The group first tested the gripper in the Cutkosky lab. They closely measured how much load the gripper could handle, what happened when different forces and torques were applied and how many times it could be stuck and unstuck.

Through their partnership with JPL, the researchers also tested the gripper in zero gravity environments.

In JPL’s Robodome, they attached small rectangular arms to a large robot with the adhesive, then placed that modified robot on a frictionless floor to simulate maneuvers in a 2D zero gravity environment.

“We had one robot chase the other, catch it and then pull it back toward where we wanted it to go,” said Hawkes. “I think that was definitely an eye-opener, to see how a relatively small patch of our adhesive could pull around a 300 kilogram robot.”

Next, two of the scientists went on a parabolic airplane flight to test the gripper in zero gravity. Over two days, they flew a series of 80 ascents and dives, which created an alternating experience of about 20 seconds of 2G and 20 seconds of zero-G conditions in the cabin.

The gripper successfully grasped and let go of a cube and a large beach ball with a gentle enough touch that the objects barely moved when released.

Then, Parness’s lab developed a small gripper that went up in the International Space Station, where the astronauts tested how well the gripper worked inside the station.

Next steps for the gripper involve getting it ready for testing outside the space station, including creating a version made of longer lasting materials able to hold up to thte high levels of radiation and extreme temperatures of space.

The current prototype is made of laser-cut plywood and includes rubber bands, which would become brittle in space. The researchers will have to make something sturdier for testing outside the Space Station, likely designed to attach to the end of a robot arm.

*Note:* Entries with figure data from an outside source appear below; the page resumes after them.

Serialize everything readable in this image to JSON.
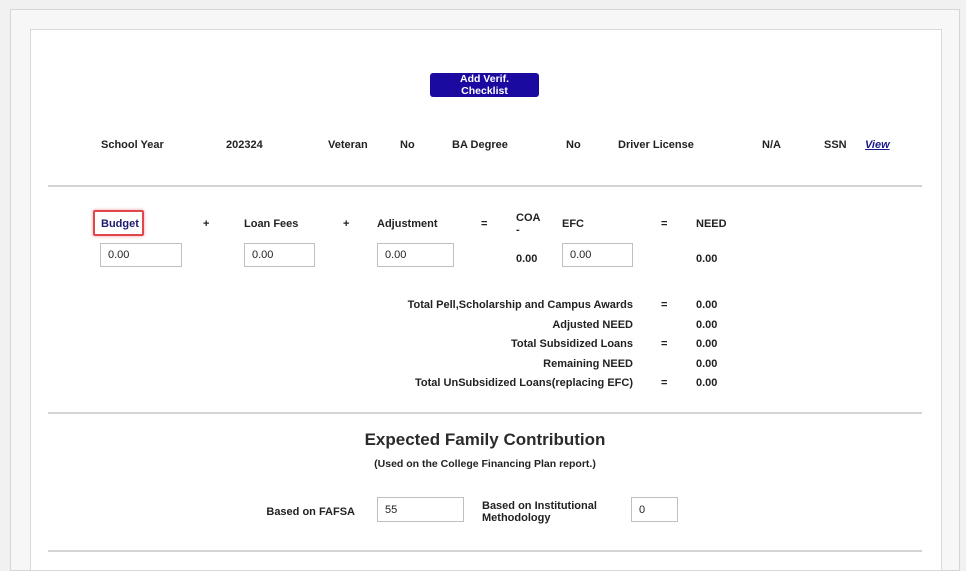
{
  "button": {
    "add_verif": "Add Verif. Checklist"
  },
  "info": {
    "school_year_label": "School Year",
    "school_year_value": "202324",
    "veteran_label": "Veteran",
    "veteran_value": "No",
    "ba_label": "BA Degree",
    "ba_value": "No",
    "dl_label": "Driver License",
    "dl_value": "N/A",
    "ssn_label": "SSN",
    "ssn_link": "View"
  },
  "calc": {
    "budget_label": "Budget",
    "plus": "+",
    "loan_fees_label": "Loan Fees",
    "adjustment_label": "Adjustment",
    "equals": "=",
    "coa_label": "COA",
    "coa_dash": "-",
    "efc_label": "EFC",
    "need_label": "NEED",
    "budget_value": "0.00",
    "loan_fees_value": "0.00",
    "adjustment_value": "0.00",
    "coa_value": "0.00",
    "efc_value": "0.00",
    "need_value": "0.00"
  },
  "totals": [
    {
      "label": "Total Pell,Scholarship and Campus Awards",
      "op": "=",
      "value": "0.00"
    },
    {
      "label": "Adjusted NEED",
      "op": "",
      "value": "0.00"
    },
    {
      "label": "Total Subsidized Loans",
      "op": "=",
      "value": "0.00"
    },
    {
      "label": "Remaining NEED",
      "op": "",
      "value": "0.00"
    },
    {
      "label": "Total UnSubsidized Loans(replacing EFC)",
      "op": "=",
      "value": "0.00"
    }
  ],
  "efc_section": {
    "title": "Expected Family Contribution",
    "subtitle": "(Used on the College Financing Plan report.)",
    "fafsa_label": "Based on FAFSA",
    "fafsa_value": "55",
    "im_label_line1": "Based on Institutional",
    "im_label_line2": "Methodology",
    "im_value": "0"
  }
}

“There are many missions that would benefit from this, like rendezvous and docking and orbital debris mitigation,” said Aaron Parness, group leader of the Extreme Environment Robotics Group at the Jet Propulsion Laboratory.

“We could also eventually develop a climbing robot assistant that could crawl around on the spacecraft, doing repairs, filming and checking for defects,” said Parness.

The adhesives developed by the Cutkosky lab have already been used in climbing robots and in a system that has enabled humans to climb up walls.

Cutkosky hopes his group can manufacture larger quantities of the adhesive at a lower cost. He imagines that someday gecko-inspired adhesive could be as common as Velcro.